De «micro-protéines» en «bio-performance», les fabricants de cosmétiques réinventent quotidiennement le langage de la science. Leurs techniques s’affinent.
Il y a un an, Chanel lançait «Infrarouge», un rouge à lèvres que tout contribuait – à commencer par le nom – à faire passer pour un produit de haute technologie. «Innovation texture, innovation effet couleur», le cosmétique semblait sur la publicité étoilée aussi performant qu’un rayon laser.
Avec la collection de printemps 2002, la marque en remet une couche et sort dans la même gamme le coffret «Inframétal», composé d’un bâton à lèvres et d’un vernis à ongles gris métallisé. Plus de traces de rouge. Seul le contact froid et précis du métal sur la peau rappelle que c’est à la technique qu’il revient aujourd’hui de séduire.
L’intrusion de la technologie dans le domaine des cosmétiques n’est pas récente, mais de plus en plus explicite. Tous les produits se revendiquent conçus et testés en laboratoires. Tous contiennent un nouveau principe actif, breveté, plus efficace que le précédent. Mais c’est surtout dans la présentation des cosmétiques que l’accent est mis sur leur technicité.
Les soins anti-âge détiennent la palme de la terminologie scientifique. Si Dior a isolé la «micro-protéine pure en liposomes ciblés» pour stimuler l’activité jeunesse des cellules, Shiseido a mis au point la crème «bio-performance super revitaliseur absolu», résultat d’une technologie d’avant-garde.
Par le miracle de l’hyperbole, les crèmes en arrivent à rivaliser avec la chirurgie plastique et reconstructrice. La Prairie préconise un «système cellulaire lipo-sculpteur, mieux que toutes les crèmes, avant la chirurgie esthétique et au-delà de tous les résultats que vous ayez jamais vus», alors que Guerlain propose, avec «Successlaser, réducteur de rides», une véritable «intervention cosmétique».
Le lexique des produits de maquillage se décline comme une liste d’accessoires de voiture. Ce printemps, on applique sur ses paupières le fard «lumière polychrome» (jantes chromées) de Chanel ou le «Color Focus» (comme la Ford) de Lancôme à l’aide du «pinceau rétractable Diorific» (siège rabattable). Tout pour que nos yeux se confondent en appels de fards.
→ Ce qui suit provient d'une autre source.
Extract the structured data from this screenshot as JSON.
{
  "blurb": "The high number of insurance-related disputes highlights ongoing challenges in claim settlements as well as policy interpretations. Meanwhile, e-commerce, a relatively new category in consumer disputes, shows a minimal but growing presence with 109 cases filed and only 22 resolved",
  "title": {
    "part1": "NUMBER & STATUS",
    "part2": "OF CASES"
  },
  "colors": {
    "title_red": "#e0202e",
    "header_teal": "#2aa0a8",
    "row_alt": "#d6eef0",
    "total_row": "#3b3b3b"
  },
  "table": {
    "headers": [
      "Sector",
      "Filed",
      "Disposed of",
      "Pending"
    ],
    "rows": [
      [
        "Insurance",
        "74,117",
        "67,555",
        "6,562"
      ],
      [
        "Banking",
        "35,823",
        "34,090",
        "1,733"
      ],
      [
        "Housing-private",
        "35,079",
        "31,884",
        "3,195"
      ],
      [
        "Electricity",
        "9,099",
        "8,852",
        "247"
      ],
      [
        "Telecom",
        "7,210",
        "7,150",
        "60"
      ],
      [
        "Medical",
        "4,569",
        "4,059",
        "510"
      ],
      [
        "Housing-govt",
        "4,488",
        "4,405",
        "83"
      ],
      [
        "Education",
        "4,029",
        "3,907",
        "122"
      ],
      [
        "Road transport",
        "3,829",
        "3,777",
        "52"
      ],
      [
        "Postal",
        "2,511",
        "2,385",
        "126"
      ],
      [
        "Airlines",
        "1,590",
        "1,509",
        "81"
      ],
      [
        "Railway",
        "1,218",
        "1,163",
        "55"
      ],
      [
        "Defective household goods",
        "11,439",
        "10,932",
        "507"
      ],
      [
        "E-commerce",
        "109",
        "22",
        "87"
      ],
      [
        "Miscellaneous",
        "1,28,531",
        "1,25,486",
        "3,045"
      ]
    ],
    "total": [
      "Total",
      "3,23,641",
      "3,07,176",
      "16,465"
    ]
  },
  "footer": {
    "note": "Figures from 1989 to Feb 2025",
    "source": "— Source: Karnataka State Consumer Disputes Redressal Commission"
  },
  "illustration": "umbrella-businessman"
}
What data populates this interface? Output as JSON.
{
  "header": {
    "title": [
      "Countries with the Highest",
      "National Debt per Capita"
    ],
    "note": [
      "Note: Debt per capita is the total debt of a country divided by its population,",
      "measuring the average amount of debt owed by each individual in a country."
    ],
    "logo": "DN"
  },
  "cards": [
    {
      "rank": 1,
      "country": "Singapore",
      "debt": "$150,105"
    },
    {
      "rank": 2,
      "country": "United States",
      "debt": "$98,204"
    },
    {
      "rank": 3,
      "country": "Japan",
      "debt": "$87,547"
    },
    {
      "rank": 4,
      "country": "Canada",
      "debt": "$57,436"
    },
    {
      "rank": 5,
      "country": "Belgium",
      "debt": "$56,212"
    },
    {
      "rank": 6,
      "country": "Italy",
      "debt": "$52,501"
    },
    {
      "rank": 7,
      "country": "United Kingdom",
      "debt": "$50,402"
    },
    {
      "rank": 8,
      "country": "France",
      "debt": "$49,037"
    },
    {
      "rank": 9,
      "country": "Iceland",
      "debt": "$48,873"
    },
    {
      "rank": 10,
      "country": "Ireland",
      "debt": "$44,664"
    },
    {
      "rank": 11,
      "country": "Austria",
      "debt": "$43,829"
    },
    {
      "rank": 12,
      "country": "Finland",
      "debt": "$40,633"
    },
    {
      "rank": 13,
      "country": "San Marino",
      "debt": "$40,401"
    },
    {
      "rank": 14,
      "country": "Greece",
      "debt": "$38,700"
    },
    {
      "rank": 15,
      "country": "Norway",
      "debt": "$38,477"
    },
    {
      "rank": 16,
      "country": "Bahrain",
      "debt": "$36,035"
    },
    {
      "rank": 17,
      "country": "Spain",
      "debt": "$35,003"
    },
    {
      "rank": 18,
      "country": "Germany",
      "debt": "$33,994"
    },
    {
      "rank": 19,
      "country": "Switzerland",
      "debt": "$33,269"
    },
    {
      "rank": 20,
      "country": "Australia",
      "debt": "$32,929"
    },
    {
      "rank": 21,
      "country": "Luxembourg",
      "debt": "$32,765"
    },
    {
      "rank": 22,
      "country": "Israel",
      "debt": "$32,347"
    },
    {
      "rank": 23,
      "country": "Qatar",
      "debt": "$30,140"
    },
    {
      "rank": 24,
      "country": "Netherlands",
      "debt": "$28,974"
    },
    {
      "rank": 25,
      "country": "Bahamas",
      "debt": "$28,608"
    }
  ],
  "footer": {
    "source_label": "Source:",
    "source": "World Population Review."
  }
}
Le procédé est d’ailleurs réversible puisqu’une marque de voiture comme Alfa Romeo, qui veut désormais séduire les femmes, affiche des lèvres ourlées de rouge sur fond blanc pour lancer sa nouvelle 147. A l’essai de la voiture, Alfa offre un «set exclusif composé d’un rouge à lèvres et d’un vernis à ongles».
Partout, les couleurs s’irisent et s’intensifient. Le vernis laque pur «Ultra-violet» d’Yves Saint Laurent fait concurrence à «Infrarouge» de Chanel. Les textures sont toujours plus sophistiquées, les fluides se transforment en poudres au contact de la peau, les poudres sont étoilées ou translucides, les laques ultra résistantes et leur séchage ultra rapide. Le packaging reste sobre et futuriste, à l’image de l’étui spatial du rouge à lèvres Dior Addict.
Mais si les fabricants de cosmétiques invoquent volontiers la science, c’est surtout dans le secteur commercial qu’ils appliquent des méthodes scientifiques. Outre un argumentaire publicitaire efficace, les grandes marques exploitent depuis quelques années une nouvelle technique de vente, les «one shots», ou «éditions éphémères».
A l’image des voitures produites en séries limitées, certains assortiments, pensés en fonction des saisons et de la mode, ne paraissent ainsi qu’une seule fois et s’épuisent aussi vite (c’est justement le cas d’«Inframétal», le dernier «one-shot» de Chanel). Argument de choc, puisque la nouveauté crée la demande. Les clientes s’y précipitent.
D’après Françoise Baldini, responsable des ventes de La Prairie au magasin Bon Génie, ce principe de «one shot» a été imaginé pour limiter les stocks. «Les marques conservent les références de base, toujours demandées, et lancent en éditions limitées les produits saisonniers, qui seront vite dépassés. Cela évite d’avoir en stock des références qui dorment.» Et les effets sur les ventes sont fulgurants.
Ainsi, les femmes qui se croient aux commandes d’une nouvelle génération de cosmétiques sont en réalité les victimes d’une autre technologie. Le marketing est une science de pointe, pas forcément testée en clinique, mais ses effets sont assurément démontrés.